A través de una serie de medidas de carácter legal y técnico, el Poder Ejecutivo busca desprenderse de activos inmobiliarios militares en la zona austral bajo el argumento de su "innecesariedad" operativa. Sin embargo, la decisión ha despertado fuertes críticas respecto al impacto a largo plazo sobre la presencia soberana y la proyección antártica.
La venta de estas tierras no es una medida aislada, sino que responde a una estrategia centralizada por la Agencia de Administración de Bienes del Estado (AABE), fundamentada en los siguientes pilares de gestión:
El Decreto 765 y el Plan de Reorganización Patrimonial: A finales de octubre de 2025, el Gobierno oficializó el Decreto 765/2025. Esta normativa dio luz verde a la AABE para disponer, transferir o enajenar diversos inmuebles del Estado nacional considerados prescindibles, incluyendo un predio costero de la Armada de más de 9 hectáreas (91.226 metros cuadrados) en la zona de Bahía Golondrina, justo frente al barrio Monte Gallinero.
La Reciente Resolución 101/2026: Para profundizar este rumbo, a finales de junio de 2026, la presidenta de la AABE, Tania Yedro, firmó la Resolución 101/2026 (publicada en el Boletín Oficial). Mediante esta norma, se desafectó otro lote clave de 2.939 metros cuadrados perteneciente a la Base Naval Ushuaia, delimitado por las calles Yaganes, 44 Héroes del ARA San Juan y Horeb.

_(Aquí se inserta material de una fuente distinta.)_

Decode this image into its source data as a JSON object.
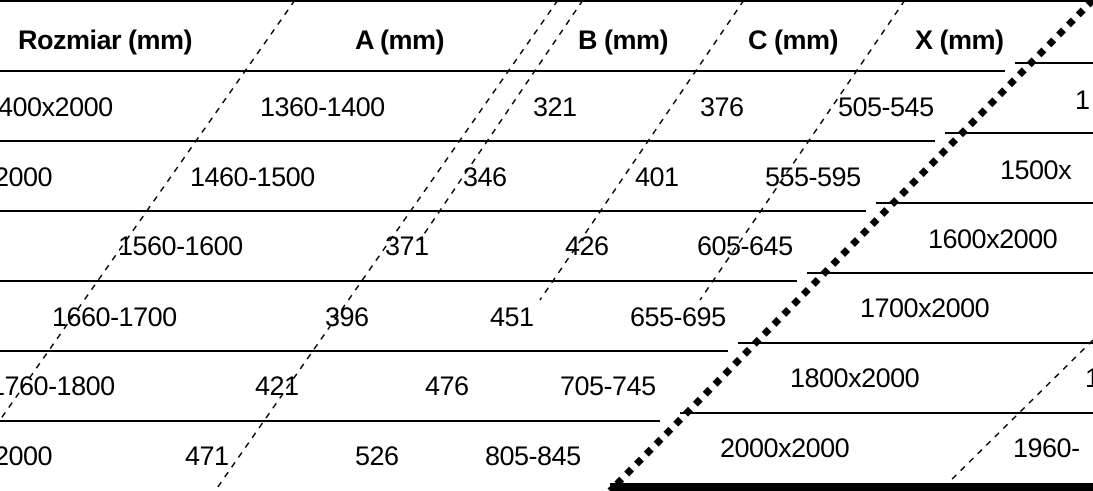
{
  "table": {
    "headers": [
      "Rozmiar (mm)",
      "A (mm)",
      "B (mm)",
      "C (mm)",
      "X (mm)"
    ],
    "rows": [
      {
        "left": [
          "400x2000",
          "1360-1400",
          "321",
          "376",
          "505-545"
        ],
        "right": [
          "1"
        ]
      },
      {
        "left": [
          "2000",
          "1460-1500",
          "346",
          "401",
          "555-595"
        ],
        "right": [
          "1500x"
        ]
      },
      {
        "left": [
          "1560-1600",
          "371",
          "426",
          "605-645"
        ],
        "right": [
          "1600x2000"
        ]
      },
      {
        "left": [
          "1660-1700",
          "396",
          "451",
          "655-695"
        ],
        "right": [
          "1700x2000"
        ]
      },
      {
        "left": [
          "1760-1800",
          "421",
          "476",
          "705-745"
        ],
        "right": [
          "1800x2000",
          "1"
        ]
      },
      {
        "left": [
          "2000",
          "471",
          "526",
          "805-845"
        ],
        "right": [
          "2000x2000",
          "1960-"
        ]
      }
    ]
  },
  "colors": {
    "text": "#000000",
    "background": "#ffffff",
    "rule": "#000000"
  }
}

El Criterio de "Innecesariedad": Según los informes técnicos del organismo (como el Informe de Ocupación y Uso Nº 335/2026 bis), el propio Ministerio de Defensa declaró que estos terrenos resultan "prescindibles" para la gestión militar, alegando que no están siendo explotados para la defensa operativa ni existen planes futuros para su uso.
Alivio Fiscal y Reactivación: Los considerandos del Ejecutivo defienden que mantener inmuebles subutilizados genera gastos ociosos de mantenimiento. Al privatizarlos o cederlos a proyectos urbanísticos y productivos, se busca generar ingresos directos para el Tesoro Nacional y dinamizar la inversión económica local.

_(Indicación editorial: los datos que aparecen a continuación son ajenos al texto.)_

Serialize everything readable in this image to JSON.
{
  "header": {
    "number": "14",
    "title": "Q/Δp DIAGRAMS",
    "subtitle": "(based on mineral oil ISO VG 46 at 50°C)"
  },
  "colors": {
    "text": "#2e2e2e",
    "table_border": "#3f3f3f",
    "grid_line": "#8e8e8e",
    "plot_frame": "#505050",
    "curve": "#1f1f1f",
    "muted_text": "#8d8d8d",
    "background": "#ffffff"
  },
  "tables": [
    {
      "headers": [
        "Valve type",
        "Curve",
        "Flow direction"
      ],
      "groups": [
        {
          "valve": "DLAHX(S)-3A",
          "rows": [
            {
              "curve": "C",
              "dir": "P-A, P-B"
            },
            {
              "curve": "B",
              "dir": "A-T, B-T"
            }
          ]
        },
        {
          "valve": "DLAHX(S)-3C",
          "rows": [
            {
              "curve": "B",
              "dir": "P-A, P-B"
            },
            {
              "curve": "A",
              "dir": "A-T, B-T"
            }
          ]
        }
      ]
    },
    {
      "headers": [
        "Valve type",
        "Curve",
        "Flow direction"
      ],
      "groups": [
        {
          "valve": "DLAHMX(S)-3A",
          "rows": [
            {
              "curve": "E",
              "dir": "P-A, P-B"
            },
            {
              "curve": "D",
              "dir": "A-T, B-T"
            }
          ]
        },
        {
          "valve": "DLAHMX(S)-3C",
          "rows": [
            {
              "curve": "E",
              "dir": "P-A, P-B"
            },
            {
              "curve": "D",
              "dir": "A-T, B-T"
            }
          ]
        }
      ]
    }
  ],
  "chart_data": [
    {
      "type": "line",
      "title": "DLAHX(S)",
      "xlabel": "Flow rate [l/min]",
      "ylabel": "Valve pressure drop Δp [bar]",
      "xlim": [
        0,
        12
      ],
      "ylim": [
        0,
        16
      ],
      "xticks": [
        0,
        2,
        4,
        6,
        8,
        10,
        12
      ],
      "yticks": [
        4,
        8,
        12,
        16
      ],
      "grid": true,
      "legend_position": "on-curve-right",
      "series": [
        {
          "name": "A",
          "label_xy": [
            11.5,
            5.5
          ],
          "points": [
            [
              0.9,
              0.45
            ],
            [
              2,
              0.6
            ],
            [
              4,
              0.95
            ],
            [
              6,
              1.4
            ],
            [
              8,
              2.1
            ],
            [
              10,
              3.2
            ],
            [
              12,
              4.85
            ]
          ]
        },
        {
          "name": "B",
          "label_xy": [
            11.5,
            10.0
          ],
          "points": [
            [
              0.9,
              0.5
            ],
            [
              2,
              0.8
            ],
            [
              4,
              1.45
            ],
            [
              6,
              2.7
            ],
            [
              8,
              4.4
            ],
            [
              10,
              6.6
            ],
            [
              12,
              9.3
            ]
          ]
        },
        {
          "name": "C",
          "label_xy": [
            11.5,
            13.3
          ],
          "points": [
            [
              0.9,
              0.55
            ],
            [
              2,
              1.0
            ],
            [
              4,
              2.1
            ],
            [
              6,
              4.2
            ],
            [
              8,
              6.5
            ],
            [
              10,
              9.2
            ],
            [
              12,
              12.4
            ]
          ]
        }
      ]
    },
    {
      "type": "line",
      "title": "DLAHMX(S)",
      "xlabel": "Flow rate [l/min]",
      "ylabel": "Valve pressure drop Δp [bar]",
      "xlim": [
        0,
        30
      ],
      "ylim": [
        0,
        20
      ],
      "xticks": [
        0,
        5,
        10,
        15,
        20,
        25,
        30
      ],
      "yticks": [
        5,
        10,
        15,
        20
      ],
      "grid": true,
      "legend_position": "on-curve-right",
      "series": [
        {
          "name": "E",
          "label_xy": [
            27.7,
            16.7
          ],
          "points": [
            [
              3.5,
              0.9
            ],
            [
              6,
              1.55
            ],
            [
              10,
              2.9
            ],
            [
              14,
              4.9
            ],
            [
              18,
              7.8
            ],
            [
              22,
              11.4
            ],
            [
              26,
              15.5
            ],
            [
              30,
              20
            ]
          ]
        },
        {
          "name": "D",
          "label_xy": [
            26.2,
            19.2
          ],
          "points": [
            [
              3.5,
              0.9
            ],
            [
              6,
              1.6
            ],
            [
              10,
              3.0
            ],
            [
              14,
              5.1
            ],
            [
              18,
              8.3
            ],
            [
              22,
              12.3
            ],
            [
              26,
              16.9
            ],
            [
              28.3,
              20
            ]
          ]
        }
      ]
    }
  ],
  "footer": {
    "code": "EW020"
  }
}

Frente a la lógica puramente fiscalista del "déficit cero" y la liquidación de activos, surgen cuestionamientos de fondo que ponen en duda la conveniencia a largo plazo de esta enajenación de tierras en una región tan sensible del mapa nacional:
Debilitamiento de la Proyección Geopolítica: Ushuaia no es una ciudad común; es el enclave estratégico por excelencia de la Argentina para su proyección hacia la Antártida y el control del Atlántico Sur. Desprenderse por partes de la superficie de la Base Naval Ushuaia reduce los márgenes de expansión futura de la Armada en un momento global donde las potencias internacionales refuerzan su infraestructura en los mares del sur.
La Pérdida del Suelo como Recurso Social: Parte de la paradoja radica en los antecedentes de las tierras. El lote de Bahía Golondrina había sido asignado en 2012 al programa de viviendas sociales PROCREAR. Frente a la severa crisis habitacional que vive Ushuaia debido a los altos costos de alquiler y la falta de espacio urbanizable, críticos locales señalan que el Estado prioriza el remate comercial o el desarrollo inmobiliario de lujo por sobre la planificación urbana social para los propios fueguinos.
Una Solución Cortoplacista: La venta de tierra pública constituye un ingreso que el Estado percibe una única vez. Liquidar un recurso territorial soberano e irreversible para costear gastos corrientes del presupuesto actual es catalogado por especialistas como un "desmantelamiento táctico" de la infraestructura del Estado.
La decisión del Gobierno Nacional de poner en venta los terrenos de la Armada en Ushuaia demuestra un cambio radical en la forma de gestionar el patrimonio nacional. Mientras los fundamentos económicos prometen eficiencia administrativa y recaudación inmediata, la mirada estratégica advierte sobre una alarmante pérdida de territorio del Estado en la provincia más austral del país, comprometiendo los recursos físicos necesarios para la defensa de cara al futuro.